GRANDE-RIVIÈRE DU NORD – Des actes de violence et des manifestions de rue ont été enregistrés à la Grande-Rivière du Nord suite à l’installation du vice-délégué, Johnson Eugène, le jeudi 20 avril 2017. Ainsi, la trêve observée depuis l’entrée en fonction du député de la plateforme Vérité, Jacques Julmice n’aura pas fait long feu.
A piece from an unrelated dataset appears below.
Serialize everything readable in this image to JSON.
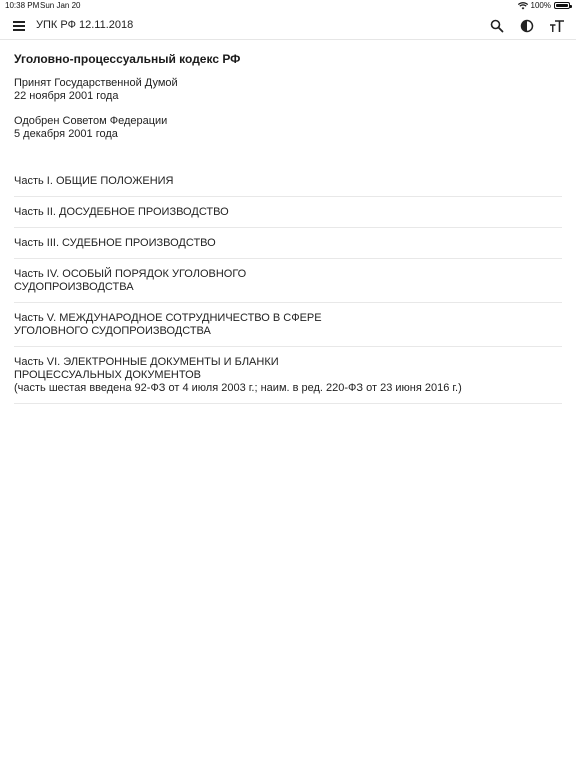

Les activités scolaires sont au point mort. Les élèves du lycée national Jean Price Mars de la Grande-Rivière ont également gagné les rues. Supportés par les proches du parlementaire, les manifestants exigent la révocation du vice-délégué Eugène, qualifié de proche de l’ancien député Occinjacques Benjamen, qui pourrait, disent-ils, empêtrer le travail du député Jacques Julmice et de l’empêcher de tenir ses promesses faites pendant la période électorale.

“Se yon je fèmen, yon je louvri tout moun ap dòmi” a expliqué un riverain au journal Le National.

C’est une nouvelle étape, pour le moins alarmante, de la rivalité meurtrière entre Occinjacques Benjamin et Jacques Julmice, deux membres du barreau de l’ordre des avocats de la Grande- Rivière du Nord. Cette situation tendue a déjà son lot de morts des blessés et d’incendies.

Les lycéens ont forcé les autres écoles privées du centre-ville à fermer leurs portes, et ce jusqu’à ce que le chef de l’État, Jovenel Moïse revienne sur la nomination de Johnson Eugène comme vice-délégué.

Les maisons et les partisans des deux groupes rivaux ont essuyé des jets de pierres sous l’oeil impuissant de la police nationale d’Haïti (PNH) et des représentants du ministère de la Justice.

De son côté, le vice-délégué Johnson Eugène accuse le directeur du Lycée national Jean Price Mars, Me Gorestone Fils Aimé, parent du député Jacques Julmice qui, d’après lui, serait en train de manipuler les écoliers afin que le poste de vice-délégué soit attribué à son frère.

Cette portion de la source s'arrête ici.